Hablar de una eterna primavera significa suprimir del almanaque de estampas que hemos mencionado al sol radiante, los árboles dorados y el paisaje blanco, fijar a nuestra ciudad en un punto inmóvil de la órbita terrestre, recibir la luz y el calor solar siempre en la misma posición, en el mismo ángulo, y apenas rotar para mantener al día separado de la noche. Pero no es así.
Con el resto del planeta, Guadalajara se mueve alrededor del sol un total de 930 millones de kilómetros en 365 días y cuatro horas. Según la ciencia astronómica, las cuatro estaciones empiezan y terminan en determinados puntos de la órbita terrestre.
Los solsticios, los momentos de la traslación en que el sol está lo más al sur o lo más al norte que puede estar; esos momentos son el invierno y el verano, según el hemisferio en que te ubiques tú y el sol, por supuesto. Los equinoccios son cuando el sol está más equilibrado con el ecuador, cuando la noche y el día duran lo mismo. Son transiciones entre las posiciones álgidas: la primavera y el otoño.

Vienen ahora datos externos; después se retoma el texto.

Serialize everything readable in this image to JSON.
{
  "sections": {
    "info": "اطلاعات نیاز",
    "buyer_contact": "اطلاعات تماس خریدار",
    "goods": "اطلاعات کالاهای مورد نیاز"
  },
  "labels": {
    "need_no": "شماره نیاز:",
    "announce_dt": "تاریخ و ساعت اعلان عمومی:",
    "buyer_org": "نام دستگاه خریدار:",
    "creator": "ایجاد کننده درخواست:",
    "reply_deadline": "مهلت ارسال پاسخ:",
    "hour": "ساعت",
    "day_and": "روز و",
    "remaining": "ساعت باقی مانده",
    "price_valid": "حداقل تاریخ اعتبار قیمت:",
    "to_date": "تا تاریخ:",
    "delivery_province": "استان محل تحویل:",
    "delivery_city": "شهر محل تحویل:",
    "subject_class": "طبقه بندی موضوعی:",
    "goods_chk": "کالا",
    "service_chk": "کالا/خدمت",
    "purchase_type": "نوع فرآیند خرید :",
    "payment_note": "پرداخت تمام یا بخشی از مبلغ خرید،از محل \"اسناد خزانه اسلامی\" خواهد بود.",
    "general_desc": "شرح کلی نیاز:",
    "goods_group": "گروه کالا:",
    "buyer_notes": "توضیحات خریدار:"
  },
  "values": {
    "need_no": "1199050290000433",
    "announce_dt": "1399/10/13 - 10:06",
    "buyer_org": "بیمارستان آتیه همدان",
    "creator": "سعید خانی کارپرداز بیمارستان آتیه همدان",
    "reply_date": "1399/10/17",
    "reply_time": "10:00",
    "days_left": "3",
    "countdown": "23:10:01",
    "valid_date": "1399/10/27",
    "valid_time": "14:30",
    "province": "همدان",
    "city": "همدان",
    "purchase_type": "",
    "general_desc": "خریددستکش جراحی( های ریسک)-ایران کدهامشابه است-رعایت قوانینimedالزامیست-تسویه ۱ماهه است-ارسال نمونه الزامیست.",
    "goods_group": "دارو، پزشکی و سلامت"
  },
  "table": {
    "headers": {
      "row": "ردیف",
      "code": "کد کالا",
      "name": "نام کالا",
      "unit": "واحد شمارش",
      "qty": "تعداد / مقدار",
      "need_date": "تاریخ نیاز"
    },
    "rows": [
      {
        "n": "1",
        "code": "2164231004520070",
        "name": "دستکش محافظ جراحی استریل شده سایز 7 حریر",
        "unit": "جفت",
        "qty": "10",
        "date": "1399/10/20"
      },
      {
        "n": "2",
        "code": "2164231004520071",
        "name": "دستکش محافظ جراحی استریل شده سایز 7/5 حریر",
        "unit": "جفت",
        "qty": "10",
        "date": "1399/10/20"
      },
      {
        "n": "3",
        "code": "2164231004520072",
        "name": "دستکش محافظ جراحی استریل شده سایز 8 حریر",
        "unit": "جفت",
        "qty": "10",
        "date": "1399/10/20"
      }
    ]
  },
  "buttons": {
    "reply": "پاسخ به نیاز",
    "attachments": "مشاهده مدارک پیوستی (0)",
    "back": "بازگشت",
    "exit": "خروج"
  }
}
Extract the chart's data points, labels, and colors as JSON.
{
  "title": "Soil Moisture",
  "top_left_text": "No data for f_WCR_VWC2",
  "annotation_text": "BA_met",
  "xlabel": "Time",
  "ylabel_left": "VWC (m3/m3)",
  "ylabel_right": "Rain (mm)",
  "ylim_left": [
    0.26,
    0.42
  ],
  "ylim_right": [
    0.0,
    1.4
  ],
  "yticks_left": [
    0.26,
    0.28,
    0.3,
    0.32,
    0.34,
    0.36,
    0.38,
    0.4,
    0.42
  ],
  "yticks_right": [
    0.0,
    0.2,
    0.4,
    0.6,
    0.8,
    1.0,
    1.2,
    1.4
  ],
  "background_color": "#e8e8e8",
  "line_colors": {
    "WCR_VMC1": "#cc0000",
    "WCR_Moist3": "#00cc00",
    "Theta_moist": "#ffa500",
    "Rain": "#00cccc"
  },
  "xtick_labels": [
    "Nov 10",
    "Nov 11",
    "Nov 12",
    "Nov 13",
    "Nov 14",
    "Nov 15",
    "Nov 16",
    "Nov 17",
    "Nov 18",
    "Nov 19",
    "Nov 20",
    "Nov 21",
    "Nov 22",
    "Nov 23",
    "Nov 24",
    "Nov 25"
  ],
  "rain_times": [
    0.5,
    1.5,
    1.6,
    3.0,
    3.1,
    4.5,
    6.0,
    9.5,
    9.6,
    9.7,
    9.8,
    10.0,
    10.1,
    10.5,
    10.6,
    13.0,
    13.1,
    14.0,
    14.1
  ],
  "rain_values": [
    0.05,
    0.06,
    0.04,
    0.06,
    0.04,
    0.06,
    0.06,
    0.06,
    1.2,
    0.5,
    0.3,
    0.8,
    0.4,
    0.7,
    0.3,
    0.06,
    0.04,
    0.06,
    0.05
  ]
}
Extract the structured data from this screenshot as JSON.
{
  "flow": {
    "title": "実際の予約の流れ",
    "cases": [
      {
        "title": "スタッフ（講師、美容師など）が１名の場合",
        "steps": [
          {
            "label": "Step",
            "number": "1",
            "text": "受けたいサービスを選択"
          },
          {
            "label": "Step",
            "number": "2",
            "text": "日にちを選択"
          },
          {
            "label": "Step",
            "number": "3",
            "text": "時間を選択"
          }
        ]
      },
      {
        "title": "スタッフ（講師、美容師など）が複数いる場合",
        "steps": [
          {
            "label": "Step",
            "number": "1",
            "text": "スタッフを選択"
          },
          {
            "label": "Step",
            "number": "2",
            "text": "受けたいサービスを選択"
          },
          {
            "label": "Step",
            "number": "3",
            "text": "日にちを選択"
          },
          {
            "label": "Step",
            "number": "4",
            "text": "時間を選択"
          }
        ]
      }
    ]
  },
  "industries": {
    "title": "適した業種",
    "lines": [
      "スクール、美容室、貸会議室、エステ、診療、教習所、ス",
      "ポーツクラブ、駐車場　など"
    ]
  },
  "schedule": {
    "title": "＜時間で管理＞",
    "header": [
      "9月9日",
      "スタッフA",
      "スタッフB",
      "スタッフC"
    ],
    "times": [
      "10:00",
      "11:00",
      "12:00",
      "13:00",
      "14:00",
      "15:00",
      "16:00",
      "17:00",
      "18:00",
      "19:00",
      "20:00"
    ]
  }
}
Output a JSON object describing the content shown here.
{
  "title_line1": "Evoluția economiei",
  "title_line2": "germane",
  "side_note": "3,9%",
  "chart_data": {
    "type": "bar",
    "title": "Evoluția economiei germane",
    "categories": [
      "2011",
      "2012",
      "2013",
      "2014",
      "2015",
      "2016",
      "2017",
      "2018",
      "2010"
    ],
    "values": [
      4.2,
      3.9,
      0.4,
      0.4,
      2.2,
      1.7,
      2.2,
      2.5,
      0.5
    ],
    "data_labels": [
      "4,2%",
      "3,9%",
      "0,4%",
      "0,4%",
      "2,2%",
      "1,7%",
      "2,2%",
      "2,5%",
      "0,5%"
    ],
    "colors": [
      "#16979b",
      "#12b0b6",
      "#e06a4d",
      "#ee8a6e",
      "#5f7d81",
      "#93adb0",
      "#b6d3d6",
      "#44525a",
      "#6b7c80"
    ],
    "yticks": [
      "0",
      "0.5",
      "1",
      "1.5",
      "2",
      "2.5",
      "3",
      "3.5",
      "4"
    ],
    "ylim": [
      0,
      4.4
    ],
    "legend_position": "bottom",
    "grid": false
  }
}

Para otras culturas como la irlandesa y algunas de Asia, los solsticios y los equinoccios no marcan el inicio y fin de una estación para pasar a otra, sino el día central de cada una. Pero aún así, en nada afecta la presencia o ausencia de florecillas en el prado, ni el color de las hojas en los árboles, viéndolo desde el punto de vista del método astronómico.

Observar, demodé
Hay otros métodos para determinar las repercusiones en el clima y el tiempo de los gigantescos movimientos de los astros. Recordemos que desde el asentamiento de los primeros sedentarios, uno de los conocimientos más importantes para sobrevivir y del cual surgió la posibilidad del desarrollo de la civilización entera, es saber cuándo echar semillas, cuándo el cielo las regará y cuándo podremos cosecharlas.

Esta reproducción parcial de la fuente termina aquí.